Commentaire • 0
Sur la décision
| Référence : | TJ Rennes, ch. réf., 3 oct. 2025, n° 25/00363 |
|---|---|
| Numéro(s) : | 25/00363 |
| Importance : | Inédit |
| Dispositif : | Déboute le ou les demandeurs de l'ensemble de leurs demandes |
| Date de dernière mise à jour : | 5 novembre 2025 |
| Lire la décision sur le site de la juridiction |
Sur les parties
| Avocat(s) : | |
|---|---|
| Cabinet(s) : | |
| Parties : | S.C.I. Famille [ V ] c/ S.A.S. DLJ GESTION |
Texte intégral
RE F E R E
N°
Du 03 Octobre 2025
N° RG 25/00363
N° Portalis DBYC-W-B7J-LSMT
54G
c par le RPVA
le
à
— copie dossier
Expédition et copie executoire délivrée le:
à
Cour d’appel de Rennes
TRIBUNAL JUDICIAIRE DE RENNES
OR D O N N A N C E
DEMANDEURS AU REFERE:
Monsieur [R] [J] [K] [V], demeurant [Adresse 2] – [Localité 6]
représenté par Me Estelle GARNIER, avocate au barreau de RENNES, substituée par Me BOICHARD, avocat au barreau de RENNES,
S.C.I. Famille [V], dont le siège social est sis [Adresse 5] – [Localité 6]
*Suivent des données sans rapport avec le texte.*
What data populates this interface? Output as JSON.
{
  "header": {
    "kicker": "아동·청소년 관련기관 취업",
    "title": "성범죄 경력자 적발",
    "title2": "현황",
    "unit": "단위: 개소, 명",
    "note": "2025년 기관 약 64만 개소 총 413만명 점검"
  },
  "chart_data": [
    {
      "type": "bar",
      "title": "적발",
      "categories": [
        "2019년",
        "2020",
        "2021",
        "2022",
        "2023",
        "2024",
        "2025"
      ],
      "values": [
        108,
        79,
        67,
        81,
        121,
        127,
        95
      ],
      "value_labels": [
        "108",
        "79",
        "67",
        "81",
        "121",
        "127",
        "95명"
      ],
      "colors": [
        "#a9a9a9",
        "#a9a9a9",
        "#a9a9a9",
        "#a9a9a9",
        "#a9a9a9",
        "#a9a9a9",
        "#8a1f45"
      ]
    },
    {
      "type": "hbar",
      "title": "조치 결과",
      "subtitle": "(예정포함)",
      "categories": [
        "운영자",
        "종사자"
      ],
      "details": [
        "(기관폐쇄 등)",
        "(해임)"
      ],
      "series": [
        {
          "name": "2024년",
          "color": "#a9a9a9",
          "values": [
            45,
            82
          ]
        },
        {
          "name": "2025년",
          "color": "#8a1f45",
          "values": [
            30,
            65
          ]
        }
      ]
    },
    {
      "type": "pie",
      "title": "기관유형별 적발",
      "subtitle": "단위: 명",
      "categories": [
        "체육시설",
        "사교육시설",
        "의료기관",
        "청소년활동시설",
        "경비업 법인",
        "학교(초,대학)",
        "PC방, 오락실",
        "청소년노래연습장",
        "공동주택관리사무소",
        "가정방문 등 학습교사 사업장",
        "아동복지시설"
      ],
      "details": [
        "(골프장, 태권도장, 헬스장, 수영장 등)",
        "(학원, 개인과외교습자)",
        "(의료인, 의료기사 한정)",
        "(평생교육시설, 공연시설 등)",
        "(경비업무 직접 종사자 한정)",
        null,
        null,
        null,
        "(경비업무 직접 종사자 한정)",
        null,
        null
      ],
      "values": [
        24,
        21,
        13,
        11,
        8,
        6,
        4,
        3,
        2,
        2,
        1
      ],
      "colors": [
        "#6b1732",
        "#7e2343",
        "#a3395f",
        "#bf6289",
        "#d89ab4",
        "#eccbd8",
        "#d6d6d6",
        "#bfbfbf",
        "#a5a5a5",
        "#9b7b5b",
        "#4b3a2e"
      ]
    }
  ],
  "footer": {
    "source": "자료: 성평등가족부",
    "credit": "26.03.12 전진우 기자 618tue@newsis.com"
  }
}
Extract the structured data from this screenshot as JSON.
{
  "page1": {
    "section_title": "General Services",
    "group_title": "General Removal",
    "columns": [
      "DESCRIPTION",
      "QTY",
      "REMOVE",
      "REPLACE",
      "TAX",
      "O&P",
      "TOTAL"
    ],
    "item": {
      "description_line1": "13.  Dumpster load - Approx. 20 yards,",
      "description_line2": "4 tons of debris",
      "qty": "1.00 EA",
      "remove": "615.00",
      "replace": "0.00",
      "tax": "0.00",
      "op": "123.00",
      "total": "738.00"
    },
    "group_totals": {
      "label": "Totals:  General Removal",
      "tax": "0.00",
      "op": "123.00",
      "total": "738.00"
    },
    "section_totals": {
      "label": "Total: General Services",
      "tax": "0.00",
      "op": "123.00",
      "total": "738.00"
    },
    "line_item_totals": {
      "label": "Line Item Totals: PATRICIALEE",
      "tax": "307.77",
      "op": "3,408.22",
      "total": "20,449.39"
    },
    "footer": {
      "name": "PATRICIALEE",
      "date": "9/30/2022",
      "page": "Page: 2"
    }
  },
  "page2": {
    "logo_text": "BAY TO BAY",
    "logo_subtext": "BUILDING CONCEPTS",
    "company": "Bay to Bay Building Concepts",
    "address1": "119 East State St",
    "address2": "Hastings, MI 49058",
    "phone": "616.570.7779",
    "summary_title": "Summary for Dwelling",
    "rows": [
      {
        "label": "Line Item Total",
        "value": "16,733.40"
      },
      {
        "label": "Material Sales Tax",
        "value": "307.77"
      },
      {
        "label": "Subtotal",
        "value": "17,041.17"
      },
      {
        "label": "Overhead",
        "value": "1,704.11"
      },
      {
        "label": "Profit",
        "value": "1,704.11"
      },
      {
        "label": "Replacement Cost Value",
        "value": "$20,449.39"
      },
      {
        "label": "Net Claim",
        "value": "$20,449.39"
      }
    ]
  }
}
représentée par Me Estelle GARNIER, avocate au barreau de RENNES, substituée par Me BOICHARD, avocat au barreau de RENNES,
DEFENDERESSE AU REFERE:
S.A.S. DLJ GESTION, dont le siège social est sis [Adresse 1] – [Localité 4]
représentée par Maître Tiphaine GUYOT-VASNIER de la SELARL ARES, avocats au barreau de RENNES
LE PRESIDENT: Jennifer KERMARREC, Vice-présidente
LE GREFFIER: Graciane GILET, greffier, lors des débats et lors du prononcé par mise à disposition au greffe, qui a signé la présente ordonnance.
DEBATS: à l’audience publique du 03 Septembre 2025, en présence de [T] [B] et de [M] [E], auditrices de justice
ORDONNANCE: contradictoire, prononcée par mise à disposition au Greffe des référés le 03 Octobre 2025, date indiquée à l’issue des débats
VOIE DE RECOURS: Cette ordonnance peut être frappée d’appel devant le greffe de la Cour d’Appel de RENNES dans les 15 jours de sa signification en application des dispositions de l’article 490 du code de procédure civile.
L’appel de cette décision n’est cependant pas suspensif de son exécution.
FAITS ET PROCEDURE
Monsieur [R] [V] a donné à bail à la société HOLDING COME IN un local commercial au rez-de-chaussée d’un immeuble situé [Adresse 3] à [Localité 6] (35).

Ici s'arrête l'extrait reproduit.